Discovery of selective and noncovalent diaminopyrimidine-based inhibitors of epidermal growth factor receptor containing the T790M resistance mutation
Hanan, Emily J.,Eigenbrot, Charles,Bryan, Marian C.,Burdick, Daniel J.,Chan, Bryan K.,Chen, Yuan,Dotson, Jennafer,Heald, Robert A.,Jackson, Philip S.,La, Hank,Lainchbury, Michael D.,Malek, Shiva,Purkey, Hans E.,Schaefer, Gabriele,Schmidt, Stephen,Seward, Eileen M.,Sideris, Steve,Tam, Christine,Wang, Shumei,Yeap, Siew Kuen,Yen, Ivana,Yin, Jianping,Yu, Christine,Zilberleyb, Inna,Heffron, Timothy P.
, p. 10176 - 10191 (2015/01/16)
Activating mutations within the epidermal growth factor receptor (EGFR) kinase domain, commonly L858R or deletions within exon 19, increase EGFR-driven cell proliferation and survival and are correlated with impressive responses to the EGFR inhibitors erlotinib and gefitinib in nonsmall cell lung cancer patients.
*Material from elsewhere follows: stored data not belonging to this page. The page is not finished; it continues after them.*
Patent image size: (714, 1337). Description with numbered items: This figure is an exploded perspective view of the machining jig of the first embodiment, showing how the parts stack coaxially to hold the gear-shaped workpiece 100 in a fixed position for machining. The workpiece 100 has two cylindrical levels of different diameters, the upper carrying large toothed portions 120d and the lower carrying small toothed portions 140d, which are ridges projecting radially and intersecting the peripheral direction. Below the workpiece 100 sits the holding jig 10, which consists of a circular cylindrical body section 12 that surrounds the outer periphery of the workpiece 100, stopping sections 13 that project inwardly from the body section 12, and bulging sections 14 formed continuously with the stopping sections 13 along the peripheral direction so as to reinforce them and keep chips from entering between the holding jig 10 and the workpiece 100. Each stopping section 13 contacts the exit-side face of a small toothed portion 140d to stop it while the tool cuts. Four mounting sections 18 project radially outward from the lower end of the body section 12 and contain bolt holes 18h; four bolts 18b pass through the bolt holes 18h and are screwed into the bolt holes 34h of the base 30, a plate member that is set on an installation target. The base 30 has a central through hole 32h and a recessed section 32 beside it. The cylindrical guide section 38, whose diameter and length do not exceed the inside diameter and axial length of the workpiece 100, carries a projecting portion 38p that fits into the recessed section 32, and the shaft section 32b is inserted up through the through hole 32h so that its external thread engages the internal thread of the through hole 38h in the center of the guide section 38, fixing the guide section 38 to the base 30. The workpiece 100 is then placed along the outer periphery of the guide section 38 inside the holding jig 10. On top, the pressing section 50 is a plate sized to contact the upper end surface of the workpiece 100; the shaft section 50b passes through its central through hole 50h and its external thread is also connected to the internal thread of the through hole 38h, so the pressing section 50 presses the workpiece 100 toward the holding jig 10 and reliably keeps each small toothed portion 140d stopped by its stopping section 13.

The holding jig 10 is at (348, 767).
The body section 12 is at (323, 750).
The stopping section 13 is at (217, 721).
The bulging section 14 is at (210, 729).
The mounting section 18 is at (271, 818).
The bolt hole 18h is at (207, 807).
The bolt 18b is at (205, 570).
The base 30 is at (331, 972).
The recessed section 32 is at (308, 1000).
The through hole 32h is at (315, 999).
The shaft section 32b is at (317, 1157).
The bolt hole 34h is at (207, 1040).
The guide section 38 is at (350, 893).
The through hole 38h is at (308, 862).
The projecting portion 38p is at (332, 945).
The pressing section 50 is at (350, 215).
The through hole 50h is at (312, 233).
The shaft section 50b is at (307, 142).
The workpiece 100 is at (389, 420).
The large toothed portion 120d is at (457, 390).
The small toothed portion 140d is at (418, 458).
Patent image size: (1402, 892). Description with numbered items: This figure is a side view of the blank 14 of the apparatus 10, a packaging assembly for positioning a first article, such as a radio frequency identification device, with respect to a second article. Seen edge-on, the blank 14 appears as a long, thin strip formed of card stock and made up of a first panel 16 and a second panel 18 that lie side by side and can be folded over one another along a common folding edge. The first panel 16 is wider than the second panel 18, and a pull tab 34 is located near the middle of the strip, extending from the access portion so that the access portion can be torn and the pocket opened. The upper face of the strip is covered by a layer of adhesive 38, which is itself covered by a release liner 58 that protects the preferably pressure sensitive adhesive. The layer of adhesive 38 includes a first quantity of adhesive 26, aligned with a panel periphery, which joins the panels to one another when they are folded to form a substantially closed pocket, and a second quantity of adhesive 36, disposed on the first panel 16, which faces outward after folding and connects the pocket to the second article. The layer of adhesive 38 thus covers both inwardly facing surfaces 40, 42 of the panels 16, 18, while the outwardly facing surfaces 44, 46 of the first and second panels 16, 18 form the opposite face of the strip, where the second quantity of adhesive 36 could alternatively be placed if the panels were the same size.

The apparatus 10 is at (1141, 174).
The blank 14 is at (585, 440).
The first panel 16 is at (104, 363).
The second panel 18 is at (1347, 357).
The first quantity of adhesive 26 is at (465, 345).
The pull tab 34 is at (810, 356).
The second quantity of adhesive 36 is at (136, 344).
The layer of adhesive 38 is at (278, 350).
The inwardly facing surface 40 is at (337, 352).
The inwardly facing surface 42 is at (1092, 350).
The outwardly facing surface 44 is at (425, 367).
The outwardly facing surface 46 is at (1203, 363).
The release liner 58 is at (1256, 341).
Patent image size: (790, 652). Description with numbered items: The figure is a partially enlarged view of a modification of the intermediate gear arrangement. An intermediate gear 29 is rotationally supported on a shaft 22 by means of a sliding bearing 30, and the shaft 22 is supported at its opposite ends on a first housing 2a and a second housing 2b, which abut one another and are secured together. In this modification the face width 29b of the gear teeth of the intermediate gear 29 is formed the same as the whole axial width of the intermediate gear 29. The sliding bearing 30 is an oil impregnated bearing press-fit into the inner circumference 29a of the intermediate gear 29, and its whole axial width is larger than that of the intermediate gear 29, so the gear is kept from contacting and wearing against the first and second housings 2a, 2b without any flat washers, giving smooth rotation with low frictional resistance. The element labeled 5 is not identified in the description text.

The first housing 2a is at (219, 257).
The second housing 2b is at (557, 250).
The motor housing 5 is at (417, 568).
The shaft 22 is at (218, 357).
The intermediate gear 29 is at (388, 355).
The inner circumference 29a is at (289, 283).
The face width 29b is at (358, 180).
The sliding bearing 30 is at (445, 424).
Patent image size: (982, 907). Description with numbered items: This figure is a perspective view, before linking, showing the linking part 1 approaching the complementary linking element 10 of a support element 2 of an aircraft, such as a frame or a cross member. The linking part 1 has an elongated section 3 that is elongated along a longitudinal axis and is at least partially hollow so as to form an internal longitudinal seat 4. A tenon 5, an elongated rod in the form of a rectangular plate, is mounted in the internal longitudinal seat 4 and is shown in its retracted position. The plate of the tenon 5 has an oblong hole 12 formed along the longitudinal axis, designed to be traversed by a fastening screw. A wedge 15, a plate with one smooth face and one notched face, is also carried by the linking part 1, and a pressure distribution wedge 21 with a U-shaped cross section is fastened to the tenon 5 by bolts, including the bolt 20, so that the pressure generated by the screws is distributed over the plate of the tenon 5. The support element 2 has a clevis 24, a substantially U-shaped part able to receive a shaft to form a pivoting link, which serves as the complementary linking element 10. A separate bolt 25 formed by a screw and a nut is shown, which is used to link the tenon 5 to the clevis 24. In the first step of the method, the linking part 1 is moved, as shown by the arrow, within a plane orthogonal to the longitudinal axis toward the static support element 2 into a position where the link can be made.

Approximately 60% of acquired resistance to these agents is driven by a single secondary mutation within the EGFR kinase domain, specifically substitution of the gatekeeper residue threonine-790 with methionine (T790M). Due to dose-limiting toxicities associated with inhibition of wild-type EGFR (wtEGFR), we sought inhibitors of T790M-containing EGFR mutants with selectivity over wtEGFR. We describe the evolution of HTS hits derived from Jak2/Tyk2 inhibitors into selective EGFR inhibitors. X-ray crystal structures revealed two distinct binding modes and enabled the design of a selective series of novel diaminopyrimidine-based inhibitors with good potency against T790M-containing mutants of EGFR, high selectivity over wtEGFR, broad kinase selectivity, and desirable physicochemical properties.